This bill mandates that the Director of the Congressional Budget Office (CBO) testify at four hearings annually for the House and Senate Budget Committees upon request.
Ralph Norman
Representative
SC-5
The CBO Oversight Act mandates that the Director of the Congressional Budget Office (CBO) must testify at four hearings annually—two before the House Budget Committee and two before the Senate Budget Committee—if requested by the respective chairs. These hearings provide an opportunity for Congress to review the CBO's work, including the accuracy of recent baseline projections. This legislation amends the Congressional Budget and Impoundment Control Act of 1974 to establish this new oversight requirement.
The Congressional Budget Office (CBO) is the non-partisan referee in Washington, responsible for giving Congress the score on how much bills actually cost. Now, the CBO Oversight Act is stepping in to formalize how Congress checks the referee’s work. This bill amends the 1974 Budget Act to require the CBO Director to testify at up to four hearings every calendar year, if the chairs of the House or Senate Budget Committees request it.
Under this new procedural rule, the CBO Director must appear for two hearings before the House Budget Committee and two hearings before the Senate Budget Committee annually. This requirement is conditional—it only kicks in if the committee chair asks for it. The committees get to set the agenda, meaning they can cover anything they deem relevant. Crucially, this includes reviewing the accuracy of the CBO’s baseline projections and cost estimates from the fiscal year that just ended. Think of it as a mandatory annual performance review, but with C-SPAN cameras.
The CBO is already slammed trying to churn out timely estimates for every major piece of legislation Congress considers. This new mandate formalizes a process for increased oversight, which sounds good on paper—more transparency is always welcome. However, it also means the CBO Director and their staff will need to carve out significant time to prepare for and attend these four mandatory hearings. For an agency whose primary value is producing objective, timely analysis, every hour spent testifying or preparing binders is an hour not spent scoring a new bill. This creates a potential administrative burden on the CBO, forcing them to balance their core analytical work against increased scheduling demands.

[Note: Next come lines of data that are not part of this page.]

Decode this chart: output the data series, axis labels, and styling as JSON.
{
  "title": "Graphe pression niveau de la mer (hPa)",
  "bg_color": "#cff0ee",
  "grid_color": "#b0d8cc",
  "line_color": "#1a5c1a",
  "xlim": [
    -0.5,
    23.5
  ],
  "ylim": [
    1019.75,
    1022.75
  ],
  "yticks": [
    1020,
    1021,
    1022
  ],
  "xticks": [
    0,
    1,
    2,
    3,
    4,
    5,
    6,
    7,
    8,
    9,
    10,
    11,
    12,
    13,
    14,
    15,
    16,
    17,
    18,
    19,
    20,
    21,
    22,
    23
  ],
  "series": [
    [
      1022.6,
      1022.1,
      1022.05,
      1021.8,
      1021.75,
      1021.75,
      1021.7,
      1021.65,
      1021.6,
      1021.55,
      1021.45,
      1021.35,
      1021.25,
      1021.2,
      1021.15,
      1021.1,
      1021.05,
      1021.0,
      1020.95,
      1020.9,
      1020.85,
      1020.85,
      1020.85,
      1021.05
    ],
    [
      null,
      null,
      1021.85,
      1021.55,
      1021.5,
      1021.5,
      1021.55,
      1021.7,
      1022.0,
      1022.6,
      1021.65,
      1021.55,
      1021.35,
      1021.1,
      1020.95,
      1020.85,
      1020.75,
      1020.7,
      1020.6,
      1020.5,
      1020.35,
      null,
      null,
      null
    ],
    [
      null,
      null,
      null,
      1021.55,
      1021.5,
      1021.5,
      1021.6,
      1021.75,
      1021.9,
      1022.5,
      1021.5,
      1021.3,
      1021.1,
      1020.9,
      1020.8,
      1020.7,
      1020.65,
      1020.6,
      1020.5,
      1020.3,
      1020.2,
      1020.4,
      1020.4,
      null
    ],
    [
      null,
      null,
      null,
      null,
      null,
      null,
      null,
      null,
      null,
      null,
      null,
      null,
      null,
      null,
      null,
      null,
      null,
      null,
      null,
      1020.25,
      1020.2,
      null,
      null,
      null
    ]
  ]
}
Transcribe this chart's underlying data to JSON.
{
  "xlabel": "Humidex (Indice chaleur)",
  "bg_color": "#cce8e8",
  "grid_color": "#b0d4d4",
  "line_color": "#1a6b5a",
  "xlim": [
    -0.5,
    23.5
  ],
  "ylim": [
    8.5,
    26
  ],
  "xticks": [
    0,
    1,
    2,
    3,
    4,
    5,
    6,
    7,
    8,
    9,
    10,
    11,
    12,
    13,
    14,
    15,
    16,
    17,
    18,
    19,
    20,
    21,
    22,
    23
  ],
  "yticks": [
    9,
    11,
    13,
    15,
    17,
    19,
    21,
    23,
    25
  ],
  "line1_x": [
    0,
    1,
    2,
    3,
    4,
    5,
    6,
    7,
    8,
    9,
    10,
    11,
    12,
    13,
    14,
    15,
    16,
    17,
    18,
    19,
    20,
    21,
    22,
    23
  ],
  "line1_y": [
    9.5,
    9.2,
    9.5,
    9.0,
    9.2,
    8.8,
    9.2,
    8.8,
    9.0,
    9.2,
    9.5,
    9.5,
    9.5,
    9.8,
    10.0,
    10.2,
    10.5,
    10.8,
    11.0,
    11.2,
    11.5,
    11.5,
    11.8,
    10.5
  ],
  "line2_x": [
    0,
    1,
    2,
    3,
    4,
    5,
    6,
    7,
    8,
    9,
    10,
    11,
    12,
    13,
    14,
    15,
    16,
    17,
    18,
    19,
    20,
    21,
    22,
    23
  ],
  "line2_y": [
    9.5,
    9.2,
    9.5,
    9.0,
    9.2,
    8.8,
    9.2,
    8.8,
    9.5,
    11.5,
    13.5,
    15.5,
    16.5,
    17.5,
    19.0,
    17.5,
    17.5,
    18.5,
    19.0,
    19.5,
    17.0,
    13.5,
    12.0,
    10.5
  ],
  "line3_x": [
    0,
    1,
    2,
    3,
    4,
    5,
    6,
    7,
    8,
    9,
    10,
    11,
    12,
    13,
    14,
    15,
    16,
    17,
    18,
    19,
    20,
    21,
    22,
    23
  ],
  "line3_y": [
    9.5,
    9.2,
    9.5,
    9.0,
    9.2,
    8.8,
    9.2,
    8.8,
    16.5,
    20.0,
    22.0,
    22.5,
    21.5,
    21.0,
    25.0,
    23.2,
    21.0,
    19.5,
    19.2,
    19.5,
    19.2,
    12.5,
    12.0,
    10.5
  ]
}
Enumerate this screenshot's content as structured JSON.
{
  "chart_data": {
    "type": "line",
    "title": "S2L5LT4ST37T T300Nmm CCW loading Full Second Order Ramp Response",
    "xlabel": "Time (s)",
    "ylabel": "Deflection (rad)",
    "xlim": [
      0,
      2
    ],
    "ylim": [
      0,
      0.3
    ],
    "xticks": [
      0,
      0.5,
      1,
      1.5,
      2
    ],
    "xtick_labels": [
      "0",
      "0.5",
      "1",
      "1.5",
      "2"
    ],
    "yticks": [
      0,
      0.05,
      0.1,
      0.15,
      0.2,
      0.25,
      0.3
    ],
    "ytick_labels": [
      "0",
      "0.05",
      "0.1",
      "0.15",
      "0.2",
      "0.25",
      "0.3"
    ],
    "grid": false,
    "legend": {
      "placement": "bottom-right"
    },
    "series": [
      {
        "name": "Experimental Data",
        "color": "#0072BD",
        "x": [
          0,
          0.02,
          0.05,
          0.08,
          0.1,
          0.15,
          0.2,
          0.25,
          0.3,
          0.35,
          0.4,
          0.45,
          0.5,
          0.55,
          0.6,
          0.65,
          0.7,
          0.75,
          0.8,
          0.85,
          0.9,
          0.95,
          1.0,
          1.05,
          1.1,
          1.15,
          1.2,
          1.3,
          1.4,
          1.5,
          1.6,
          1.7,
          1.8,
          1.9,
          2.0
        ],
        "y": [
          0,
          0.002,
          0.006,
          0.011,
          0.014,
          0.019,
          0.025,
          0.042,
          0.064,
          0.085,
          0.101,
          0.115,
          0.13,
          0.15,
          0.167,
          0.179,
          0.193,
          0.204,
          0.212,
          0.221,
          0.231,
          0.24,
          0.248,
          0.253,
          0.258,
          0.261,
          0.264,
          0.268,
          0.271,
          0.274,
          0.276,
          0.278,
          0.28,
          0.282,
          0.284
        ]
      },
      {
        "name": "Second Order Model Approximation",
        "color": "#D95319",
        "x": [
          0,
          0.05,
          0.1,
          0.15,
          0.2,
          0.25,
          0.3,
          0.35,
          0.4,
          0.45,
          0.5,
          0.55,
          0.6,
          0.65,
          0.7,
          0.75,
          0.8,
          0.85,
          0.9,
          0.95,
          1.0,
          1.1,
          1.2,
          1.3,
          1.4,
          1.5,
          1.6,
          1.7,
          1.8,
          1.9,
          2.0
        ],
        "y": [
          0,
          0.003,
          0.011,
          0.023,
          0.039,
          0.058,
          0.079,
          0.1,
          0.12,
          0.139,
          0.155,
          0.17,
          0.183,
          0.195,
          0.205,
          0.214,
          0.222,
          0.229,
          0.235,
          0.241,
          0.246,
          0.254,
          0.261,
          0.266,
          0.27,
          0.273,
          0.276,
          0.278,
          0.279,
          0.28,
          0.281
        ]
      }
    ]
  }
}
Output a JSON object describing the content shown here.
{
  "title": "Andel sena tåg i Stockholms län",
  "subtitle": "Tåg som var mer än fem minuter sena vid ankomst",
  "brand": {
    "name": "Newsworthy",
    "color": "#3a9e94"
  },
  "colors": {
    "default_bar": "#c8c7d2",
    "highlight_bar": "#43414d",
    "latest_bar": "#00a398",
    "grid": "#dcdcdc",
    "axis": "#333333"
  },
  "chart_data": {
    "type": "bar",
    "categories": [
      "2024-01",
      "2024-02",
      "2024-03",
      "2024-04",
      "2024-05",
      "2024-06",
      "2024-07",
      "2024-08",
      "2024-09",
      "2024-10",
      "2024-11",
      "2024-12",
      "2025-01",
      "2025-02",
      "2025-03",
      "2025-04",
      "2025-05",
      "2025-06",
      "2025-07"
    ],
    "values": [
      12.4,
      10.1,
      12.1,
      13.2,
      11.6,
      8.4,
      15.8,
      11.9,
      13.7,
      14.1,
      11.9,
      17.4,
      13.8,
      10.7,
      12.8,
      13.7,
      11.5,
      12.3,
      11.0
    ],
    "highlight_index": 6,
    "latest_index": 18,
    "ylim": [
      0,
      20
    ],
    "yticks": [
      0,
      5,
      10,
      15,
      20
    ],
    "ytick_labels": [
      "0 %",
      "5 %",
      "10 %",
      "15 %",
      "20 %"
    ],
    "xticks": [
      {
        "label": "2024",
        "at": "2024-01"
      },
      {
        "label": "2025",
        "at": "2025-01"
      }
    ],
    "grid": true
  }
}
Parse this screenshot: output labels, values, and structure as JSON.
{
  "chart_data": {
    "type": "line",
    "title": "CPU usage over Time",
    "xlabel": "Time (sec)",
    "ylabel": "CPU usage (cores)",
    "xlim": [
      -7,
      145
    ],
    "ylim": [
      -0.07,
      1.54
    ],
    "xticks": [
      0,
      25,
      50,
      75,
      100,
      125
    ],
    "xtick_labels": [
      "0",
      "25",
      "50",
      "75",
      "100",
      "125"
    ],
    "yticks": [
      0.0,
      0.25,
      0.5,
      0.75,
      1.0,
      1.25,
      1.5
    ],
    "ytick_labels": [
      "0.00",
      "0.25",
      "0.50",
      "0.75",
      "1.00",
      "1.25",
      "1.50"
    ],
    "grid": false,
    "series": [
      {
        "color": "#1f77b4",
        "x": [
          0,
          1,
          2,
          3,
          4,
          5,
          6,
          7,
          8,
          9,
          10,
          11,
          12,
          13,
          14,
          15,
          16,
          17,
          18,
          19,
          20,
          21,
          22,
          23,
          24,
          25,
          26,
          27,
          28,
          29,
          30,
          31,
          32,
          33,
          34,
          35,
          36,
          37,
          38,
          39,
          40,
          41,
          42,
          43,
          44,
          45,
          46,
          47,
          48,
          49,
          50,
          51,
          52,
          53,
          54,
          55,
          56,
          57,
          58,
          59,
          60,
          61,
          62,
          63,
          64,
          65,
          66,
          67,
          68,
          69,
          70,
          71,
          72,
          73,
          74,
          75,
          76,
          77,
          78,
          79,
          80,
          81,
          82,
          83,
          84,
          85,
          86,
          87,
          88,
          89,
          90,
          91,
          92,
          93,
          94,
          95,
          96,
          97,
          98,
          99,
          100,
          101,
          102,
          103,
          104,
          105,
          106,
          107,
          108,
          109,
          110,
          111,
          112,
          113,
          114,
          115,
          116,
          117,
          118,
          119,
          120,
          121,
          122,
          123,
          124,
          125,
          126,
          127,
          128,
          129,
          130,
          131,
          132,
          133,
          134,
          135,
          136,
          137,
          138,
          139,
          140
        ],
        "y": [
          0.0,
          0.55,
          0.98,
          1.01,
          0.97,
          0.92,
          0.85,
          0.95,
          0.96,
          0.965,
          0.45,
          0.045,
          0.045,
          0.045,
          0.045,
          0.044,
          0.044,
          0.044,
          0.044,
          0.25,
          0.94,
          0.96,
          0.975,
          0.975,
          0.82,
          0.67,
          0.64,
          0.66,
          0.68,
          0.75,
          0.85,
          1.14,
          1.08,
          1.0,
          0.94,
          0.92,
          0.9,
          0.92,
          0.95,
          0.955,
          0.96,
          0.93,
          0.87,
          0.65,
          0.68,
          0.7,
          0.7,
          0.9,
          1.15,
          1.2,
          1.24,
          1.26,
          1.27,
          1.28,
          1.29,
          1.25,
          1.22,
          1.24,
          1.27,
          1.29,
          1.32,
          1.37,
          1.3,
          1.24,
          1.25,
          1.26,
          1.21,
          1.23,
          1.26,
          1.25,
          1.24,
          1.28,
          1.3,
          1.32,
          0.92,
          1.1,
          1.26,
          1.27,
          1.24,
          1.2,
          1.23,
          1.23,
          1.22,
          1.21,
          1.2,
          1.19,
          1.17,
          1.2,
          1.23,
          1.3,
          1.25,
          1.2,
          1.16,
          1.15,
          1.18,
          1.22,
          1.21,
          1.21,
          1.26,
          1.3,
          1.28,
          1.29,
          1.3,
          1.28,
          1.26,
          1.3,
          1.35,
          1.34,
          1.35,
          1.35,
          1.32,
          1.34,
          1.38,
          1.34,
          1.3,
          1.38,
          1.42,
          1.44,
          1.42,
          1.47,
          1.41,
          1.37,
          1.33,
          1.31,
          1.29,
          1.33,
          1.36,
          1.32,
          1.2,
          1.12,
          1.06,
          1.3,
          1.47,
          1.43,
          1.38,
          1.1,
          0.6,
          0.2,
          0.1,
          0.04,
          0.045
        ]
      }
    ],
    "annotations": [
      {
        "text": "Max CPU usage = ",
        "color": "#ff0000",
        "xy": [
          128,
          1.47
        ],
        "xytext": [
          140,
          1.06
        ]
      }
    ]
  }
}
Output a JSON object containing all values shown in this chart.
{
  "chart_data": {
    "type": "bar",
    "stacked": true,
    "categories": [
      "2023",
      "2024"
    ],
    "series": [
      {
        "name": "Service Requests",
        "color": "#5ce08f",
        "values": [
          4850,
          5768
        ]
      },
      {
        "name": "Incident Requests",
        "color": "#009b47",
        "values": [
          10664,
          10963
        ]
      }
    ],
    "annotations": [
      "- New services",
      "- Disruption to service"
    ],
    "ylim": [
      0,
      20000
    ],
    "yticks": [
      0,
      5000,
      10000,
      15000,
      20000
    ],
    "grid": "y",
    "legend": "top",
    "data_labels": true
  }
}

While this bill doesn't directly affect your taxes or benefits, it matters because the CBO’s numbers drive the entire legislative process. When the CBO says a bill costs $1 trillion, that number shapes the debate. By mandating regular, formal hearings, the Budget Committees gain a structured mechanism to hold the CBO accountable for those figures. If the CBO overestimated the cost of a program last year, the committees can now dedicate a formal hearing to figure out why, potentially leading to better, more accurate future estimates. It’s an attempt to refine the accuracy of the numbers that ultimately determine how Congress decides to spend (or not spend) taxpayer money. The public benefits from knowing that the financial blueprints used in Washington are being regularly scrutinized for accuracy.